He pointed out that CO2 must be separated from methane in gas processing plants to meet market requirements for gas, and in most cases, it is vented into the atmosphere. In 1972, a plant at the Sharon Ridge oilfield in Texas was designed to capture CO2 from a particularly CO2-rich source of gas. Engineers wanted to see if pumping it into declining oil wells would help squeeze more oil out and make more money, Stockman said. “It worked, and that has been the model for CCS ever since.”

Stockman said that most attempts to use carbon capture and storage to reduce emissions from power plants have failed or been found to be too costly to pursue. 

“The most notable success that CCS can claim is how successfully it has been used to convince politicians that it will one day be able to reduce emissions and, therefore, should be supported with public money,” he noted. 

“It’s been very successful in capturing public money, which is a testimony to the long history of ‘state capture’ that the oil and gas industry has enjoyed in the U.S.,” he added, referring to Big Oil’s pressure on governments to secure public funding for their projects.

“Large budgets for lobbying and campaign finance have helped the industry maintain subsidies and tax credits, some of which have been around for many decades,” Stockman said. “The 45Q tax credit for carbon capture and EOR [enhanced oil recovery] is just the latest in this long history.”

The ethanol industry is expecting demand to decline in coming years, as recently reported by S&P Commodity Insights.
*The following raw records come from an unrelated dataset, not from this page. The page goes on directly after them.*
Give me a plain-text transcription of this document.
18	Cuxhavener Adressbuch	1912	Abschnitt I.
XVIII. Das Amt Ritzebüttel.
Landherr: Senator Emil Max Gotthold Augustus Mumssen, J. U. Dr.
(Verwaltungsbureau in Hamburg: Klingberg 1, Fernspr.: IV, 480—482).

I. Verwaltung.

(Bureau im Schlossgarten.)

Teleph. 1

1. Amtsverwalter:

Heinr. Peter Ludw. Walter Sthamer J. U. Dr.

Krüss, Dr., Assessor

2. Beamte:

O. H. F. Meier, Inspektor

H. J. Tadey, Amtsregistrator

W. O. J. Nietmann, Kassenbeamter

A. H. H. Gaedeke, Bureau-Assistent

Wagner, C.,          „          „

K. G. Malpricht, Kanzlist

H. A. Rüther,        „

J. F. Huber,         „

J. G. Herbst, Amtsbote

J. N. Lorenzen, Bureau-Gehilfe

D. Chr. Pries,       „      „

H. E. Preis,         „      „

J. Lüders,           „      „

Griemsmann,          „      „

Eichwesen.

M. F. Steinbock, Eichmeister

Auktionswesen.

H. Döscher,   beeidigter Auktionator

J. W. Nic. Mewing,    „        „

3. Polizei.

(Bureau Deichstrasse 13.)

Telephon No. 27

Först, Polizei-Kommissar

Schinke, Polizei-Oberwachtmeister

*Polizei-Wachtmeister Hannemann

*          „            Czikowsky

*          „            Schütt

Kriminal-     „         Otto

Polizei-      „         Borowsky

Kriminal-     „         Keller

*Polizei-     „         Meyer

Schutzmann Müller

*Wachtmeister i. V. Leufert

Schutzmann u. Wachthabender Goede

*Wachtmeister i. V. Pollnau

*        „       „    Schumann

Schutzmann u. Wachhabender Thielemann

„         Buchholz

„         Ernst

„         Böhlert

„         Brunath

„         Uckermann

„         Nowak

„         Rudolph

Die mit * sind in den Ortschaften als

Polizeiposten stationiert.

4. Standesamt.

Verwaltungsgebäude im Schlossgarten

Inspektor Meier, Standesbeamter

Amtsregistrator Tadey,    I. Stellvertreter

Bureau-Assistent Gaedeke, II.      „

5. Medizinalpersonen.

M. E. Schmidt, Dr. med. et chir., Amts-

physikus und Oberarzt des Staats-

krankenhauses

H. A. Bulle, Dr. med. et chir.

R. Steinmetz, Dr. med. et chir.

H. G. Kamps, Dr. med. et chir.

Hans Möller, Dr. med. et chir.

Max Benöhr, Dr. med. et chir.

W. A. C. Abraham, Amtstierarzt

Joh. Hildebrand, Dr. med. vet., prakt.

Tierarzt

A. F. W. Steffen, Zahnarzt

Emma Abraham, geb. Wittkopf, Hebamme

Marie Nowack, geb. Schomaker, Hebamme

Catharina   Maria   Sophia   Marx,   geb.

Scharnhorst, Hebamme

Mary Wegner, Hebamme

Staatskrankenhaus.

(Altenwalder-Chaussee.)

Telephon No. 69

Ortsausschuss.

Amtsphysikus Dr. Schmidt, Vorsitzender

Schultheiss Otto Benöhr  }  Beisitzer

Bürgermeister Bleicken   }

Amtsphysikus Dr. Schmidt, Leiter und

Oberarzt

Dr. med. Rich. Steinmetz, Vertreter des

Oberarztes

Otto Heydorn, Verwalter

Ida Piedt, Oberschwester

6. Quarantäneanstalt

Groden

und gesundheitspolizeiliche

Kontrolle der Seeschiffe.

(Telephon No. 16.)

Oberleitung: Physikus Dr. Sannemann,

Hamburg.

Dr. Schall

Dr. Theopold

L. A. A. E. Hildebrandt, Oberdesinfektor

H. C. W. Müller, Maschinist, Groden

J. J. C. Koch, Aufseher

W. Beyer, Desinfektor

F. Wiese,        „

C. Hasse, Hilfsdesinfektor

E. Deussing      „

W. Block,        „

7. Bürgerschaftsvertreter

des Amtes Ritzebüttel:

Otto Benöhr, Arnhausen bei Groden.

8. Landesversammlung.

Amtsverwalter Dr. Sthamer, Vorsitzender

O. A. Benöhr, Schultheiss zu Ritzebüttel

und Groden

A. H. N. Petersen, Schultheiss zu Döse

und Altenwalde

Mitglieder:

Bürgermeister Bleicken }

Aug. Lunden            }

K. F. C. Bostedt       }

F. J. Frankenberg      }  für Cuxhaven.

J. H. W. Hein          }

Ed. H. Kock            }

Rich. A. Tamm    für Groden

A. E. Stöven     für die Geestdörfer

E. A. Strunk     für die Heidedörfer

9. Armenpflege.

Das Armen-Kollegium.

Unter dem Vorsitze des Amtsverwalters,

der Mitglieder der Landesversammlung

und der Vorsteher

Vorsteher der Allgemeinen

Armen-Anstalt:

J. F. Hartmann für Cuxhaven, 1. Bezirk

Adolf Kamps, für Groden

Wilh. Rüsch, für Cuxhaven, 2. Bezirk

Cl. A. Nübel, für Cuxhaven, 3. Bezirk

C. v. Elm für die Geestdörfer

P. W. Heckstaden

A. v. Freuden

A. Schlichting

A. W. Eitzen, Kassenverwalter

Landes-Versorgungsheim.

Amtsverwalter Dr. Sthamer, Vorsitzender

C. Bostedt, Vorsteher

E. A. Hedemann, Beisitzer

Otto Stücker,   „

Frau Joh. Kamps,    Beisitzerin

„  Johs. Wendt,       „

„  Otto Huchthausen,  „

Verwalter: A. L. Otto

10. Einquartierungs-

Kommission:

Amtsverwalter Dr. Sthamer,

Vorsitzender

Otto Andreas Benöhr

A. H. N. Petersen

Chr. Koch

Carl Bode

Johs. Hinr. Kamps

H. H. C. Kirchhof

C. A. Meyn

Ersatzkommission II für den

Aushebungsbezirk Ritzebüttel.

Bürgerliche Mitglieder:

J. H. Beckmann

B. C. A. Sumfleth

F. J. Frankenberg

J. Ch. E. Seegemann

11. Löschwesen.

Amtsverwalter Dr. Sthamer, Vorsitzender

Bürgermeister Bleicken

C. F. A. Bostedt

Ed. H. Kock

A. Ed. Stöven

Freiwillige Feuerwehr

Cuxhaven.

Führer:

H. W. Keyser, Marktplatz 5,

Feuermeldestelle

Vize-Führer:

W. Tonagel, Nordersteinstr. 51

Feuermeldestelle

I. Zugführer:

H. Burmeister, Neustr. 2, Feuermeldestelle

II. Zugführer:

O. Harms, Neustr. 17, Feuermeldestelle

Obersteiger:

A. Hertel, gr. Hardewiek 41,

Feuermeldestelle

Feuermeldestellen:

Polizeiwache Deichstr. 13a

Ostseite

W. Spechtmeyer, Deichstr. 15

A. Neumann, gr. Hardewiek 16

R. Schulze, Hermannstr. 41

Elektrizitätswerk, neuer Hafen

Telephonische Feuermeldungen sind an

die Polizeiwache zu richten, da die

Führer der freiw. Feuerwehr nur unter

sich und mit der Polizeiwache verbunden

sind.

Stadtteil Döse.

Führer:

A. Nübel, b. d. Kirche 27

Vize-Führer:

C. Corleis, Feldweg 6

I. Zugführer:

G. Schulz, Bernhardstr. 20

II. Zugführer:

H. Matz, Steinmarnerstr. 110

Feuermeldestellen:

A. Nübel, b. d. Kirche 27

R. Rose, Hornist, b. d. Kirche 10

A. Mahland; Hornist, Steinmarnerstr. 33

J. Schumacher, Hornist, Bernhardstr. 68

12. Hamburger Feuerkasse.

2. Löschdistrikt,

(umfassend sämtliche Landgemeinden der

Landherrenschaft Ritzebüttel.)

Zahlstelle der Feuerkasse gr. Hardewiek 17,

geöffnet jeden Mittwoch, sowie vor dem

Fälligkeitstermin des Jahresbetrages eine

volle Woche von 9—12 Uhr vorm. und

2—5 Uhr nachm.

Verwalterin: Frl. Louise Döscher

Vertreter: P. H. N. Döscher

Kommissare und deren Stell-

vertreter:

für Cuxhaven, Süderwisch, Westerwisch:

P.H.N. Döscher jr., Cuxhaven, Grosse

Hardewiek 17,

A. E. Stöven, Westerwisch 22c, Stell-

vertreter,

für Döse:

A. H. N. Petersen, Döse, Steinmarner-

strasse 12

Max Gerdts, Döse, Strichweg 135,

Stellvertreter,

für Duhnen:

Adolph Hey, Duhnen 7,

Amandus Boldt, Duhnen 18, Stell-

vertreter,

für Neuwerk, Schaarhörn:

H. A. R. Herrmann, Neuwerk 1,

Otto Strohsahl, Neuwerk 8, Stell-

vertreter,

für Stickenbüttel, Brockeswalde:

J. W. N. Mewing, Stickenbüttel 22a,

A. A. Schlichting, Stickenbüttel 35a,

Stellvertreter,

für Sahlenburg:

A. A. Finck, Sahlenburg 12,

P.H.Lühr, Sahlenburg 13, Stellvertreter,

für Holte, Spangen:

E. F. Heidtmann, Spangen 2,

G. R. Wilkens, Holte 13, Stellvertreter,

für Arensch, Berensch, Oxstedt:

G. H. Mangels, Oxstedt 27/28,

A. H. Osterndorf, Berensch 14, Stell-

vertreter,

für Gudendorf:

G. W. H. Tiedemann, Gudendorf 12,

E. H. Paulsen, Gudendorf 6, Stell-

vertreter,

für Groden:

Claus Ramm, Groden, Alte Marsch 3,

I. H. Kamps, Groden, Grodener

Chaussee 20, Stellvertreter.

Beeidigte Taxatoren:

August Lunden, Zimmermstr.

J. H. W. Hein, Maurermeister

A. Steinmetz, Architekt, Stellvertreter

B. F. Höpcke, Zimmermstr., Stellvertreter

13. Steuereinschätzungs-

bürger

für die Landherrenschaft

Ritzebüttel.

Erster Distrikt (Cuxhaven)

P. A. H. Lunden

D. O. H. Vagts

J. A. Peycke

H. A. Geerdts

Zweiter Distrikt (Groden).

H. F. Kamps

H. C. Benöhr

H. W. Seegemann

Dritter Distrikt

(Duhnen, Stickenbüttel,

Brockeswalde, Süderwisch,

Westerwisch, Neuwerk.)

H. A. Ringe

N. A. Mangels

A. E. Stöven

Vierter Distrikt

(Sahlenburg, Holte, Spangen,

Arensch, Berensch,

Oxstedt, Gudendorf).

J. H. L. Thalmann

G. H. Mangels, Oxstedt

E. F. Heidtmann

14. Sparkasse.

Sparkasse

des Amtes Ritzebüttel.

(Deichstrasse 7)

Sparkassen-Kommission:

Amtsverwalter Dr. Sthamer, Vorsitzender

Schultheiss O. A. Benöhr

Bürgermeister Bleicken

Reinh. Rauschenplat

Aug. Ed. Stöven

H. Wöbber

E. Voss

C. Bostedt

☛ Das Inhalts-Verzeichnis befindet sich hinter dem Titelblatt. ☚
Producing ethanol with CCS would meet some government and industry standards for lowering carbon intensity fuels. 

However, experts and analysts routinely point out the capturing and transport process is itself carbon intensive, to the point of negating whatever positive effects sequestration might provide. Jurisdictions like California, Washington state, and the Canadian province of British Columbia could still be viable markets for low carbon intensity ethanol. There is also the possibility of using ethanol as a sustainable aviation fuel, but it all hinges on developing the infrastructure to sequester the carbon dioxide emitted during production. 

Even if current pipeline projects have been canceled or shelved, there’s still considerable industry interest and incentive in finding a way to make the projects work.

Stockman urges caution before activists take a victory lap.

“I think folks need to be aware that while they have succeeded in the Midwest, communities in Texas and Louisiana are facing an overwhelming surge in gas, LNG, and CO2 infrastructure,” he said. “Both states have very oppressive legislation in place against protest and opposition to fossil fuel infrastructure, and these communities need our support, as their fight is much harder.”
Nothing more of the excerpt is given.